Secondo una inchiesta fatta dalla Bbc, il 46% dei calciatori inglesi era al corrente che alcuni loro colleghi facevano uso di droghe: non sostanze "dopanti", ma semplicemente cocaina in discoteca, o marijuana in casa di qualcuno.
La Federazione inglese proibisce l'uso di droghe illegali in quanto, come si legge sulle linee guida "l'uso di droghe illegali mette a repentaglio lo sport e puo' rovinare una carriera"
Ma proibire semplicemente l'uso di droghe nello sport -si chiede Michael Hann sul quotidiano britannico "The Guardian"- e' abbastanza? "Se le droghe illegali mettono a repentaglio la salute di un atleta, altrettanto fanno le droghe legali, come l'alcool", e in questo caso sono noti in tutto il mondo i casi di Jimmy Greaves e George Best, "e lo sport non e' certo messo in una luce peggiore da un calciatore che fuma uno spinello piuttosto che da un gruppo di colleghi ubriachi che vanno a molestare alcune ragazze (e' un caso di cronaca recente che vede protagonisti alcuni calciatori inglesi n.d.r.)".
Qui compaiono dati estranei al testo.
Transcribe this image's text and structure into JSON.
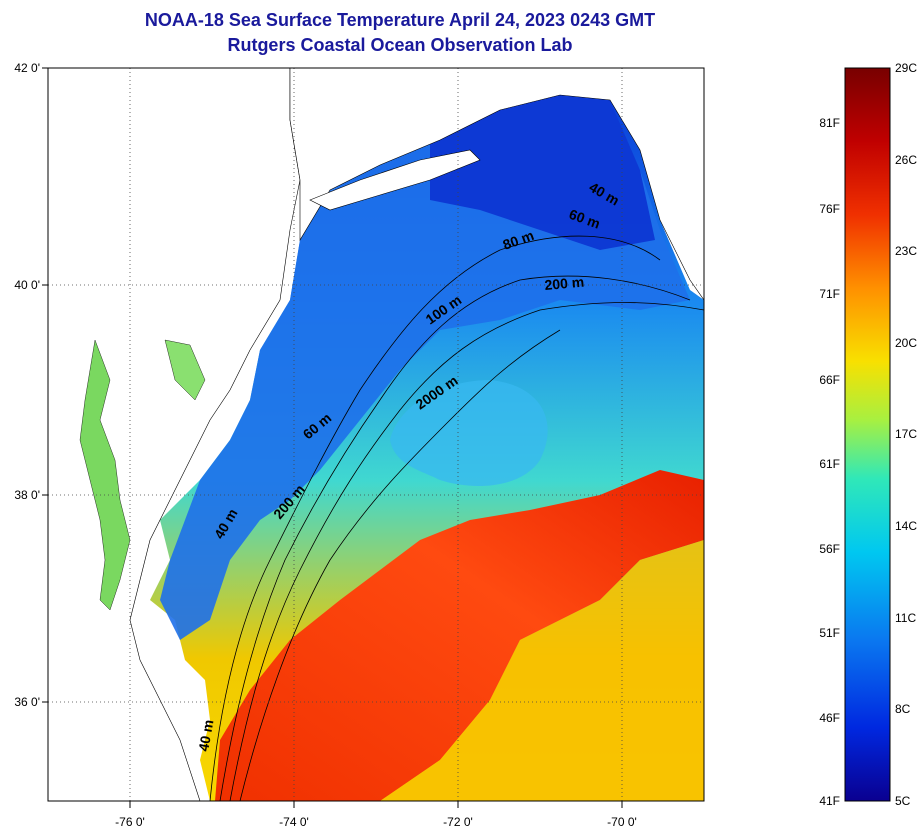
{
  "title": {
    "line1": "NOAA-18 Sea Surface Temperature April 24, 2023 0243 GMT",
    "line2": "Rutgers Coastal Ocean Observation Lab"
  },
  "map": {
    "lat_ticks": [
      {
        "value": 42,
        "label": "42 0'"
      },
      {
        "value": 40,
        "label": "40 0'"
      },
      {
        "value": 38,
        "label": "38 0'"
      },
      {
        "value": 36,
        "label": "36 0'"
      }
    ],
    "lon_ticks": [
      {
        "value": -76,
        "label": "-76 0'"
      },
      {
        "value": -74,
        "label": "-74 0'"
      },
      {
        "value": -72,
        "label": "-72 0'"
      },
      {
        "value": -70,
        "label": "-70 0'"
      }
    ],
    "contour_labels": [
      "40 m",
      "60 m",
      "80 m",
      "200 m",
      "100 m",
      "2000 m",
      "60 m",
      "200 m",
      "40 m",
      "40 m"
    ]
  },
  "colorbar": {
    "celsius_labels": [
      "29C",
      "26C",
      "23C",
      "20C",
      "17C",
      "14C",
      "11C",
      "8C",
      "5C"
    ],
    "fahrenheit_labels": [
      "81F",
      "76F",
      "71F",
      "66F",
      "61F",
      "56F",
      "51F",
      "46F",
      "41F"
    ],
    "stops": [
      "#0a0090",
      "#0028e0",
      "#0a78f0",
      "#00c8f0",
      "#30e8b8",
      "#a8f040",
      "#f8e000",
      "#ff9000",
      "#f03000",
      "#c00000",
      "#780000"
    ]
  }
}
"Considerare doping -prosegue Hann- le sostanze stupefacenti, come, e soprattutto la marijuana, significa utilizzare le strutture antidoping come una estensione delle forze di polizia, cioe' qualcosa che esula dal loro compito. In un momento in cui si va verso leggi meno severe su alcune sostanze, e' per lo meno perverso il trattamento riservato ai professionisti dello sport. Se non viene fatto danno a nessuno (e questo non e' certo il caso di bande armate o di narcotraffico), e non esiste nessun vantaggio nella competizione sportiva, le federazioni non dovrebbero avere il diritto di regolare la vita sociale dei loro iscritti".
Il caso piu' eclatante e' quello del calcio, dove l'uso di stupefacenti e' di gran lunga maggiore rispetto gli altri sport, ma dove e' sicuramente minore quello di sostanze dopanti (almeno in Gran Bretagna). Tra il 1998 e il 2002, sono stati trovati 29 calciatori positivi alla marijuana su un totale di 72 trovati in tutto lo sport britannico, mentre per l'uso di sostanze stimolanti, il rapporto e' di 71 su 458. Ma la maggioranza dei calciatori in questa ultima categoria e' risultata positiva alla cocaina, piuttosto che alle sostanze che vengono solitamente trovate nel sangue degli altri atleti.
Le pene, per chi fa uso di cocaina sono particolarmente severe: i calciatori ricevono squalifiche per nove anni e tre mesi, mentre i giocatori di hockey, negli ultimi anni hanno anche raggiunto i due anni lontano dalle gare. Un calciatore, per marijuana e' stato sospeso per tre mesi.
"Ma questi -conclude Hann- non sono i cosiddetti 'modelli'. Chi, al di fuori di una piccola cerchia ha mai sentito nominare i giocatori di hockey (sport non molto seguito in Gran Bretagna)? Ed i calciatori che sono stati trovati positivi, sono per lo piu' giovani, lontani dalla fama dei loro colleghi nelle prime squadre, e sono stati puniti per essere 'tossicodipendenti' in un modo del tutto sproporzionato, ad esempio, agli altri ragazzi che stavano fumando con loro. Se si crede davvero, come Gordon Taylor (presidente della federcalcio inglese n.d.r.) di togliere di mezzo le droghe ricreazionali dallo sport professionistico, si vada alla polizia a denunciare gli atleti. Forse sara' qualcosa di eccessivo, ma in questo modo non si fara' social engineering mascherato da promozione delle virtu' sportive".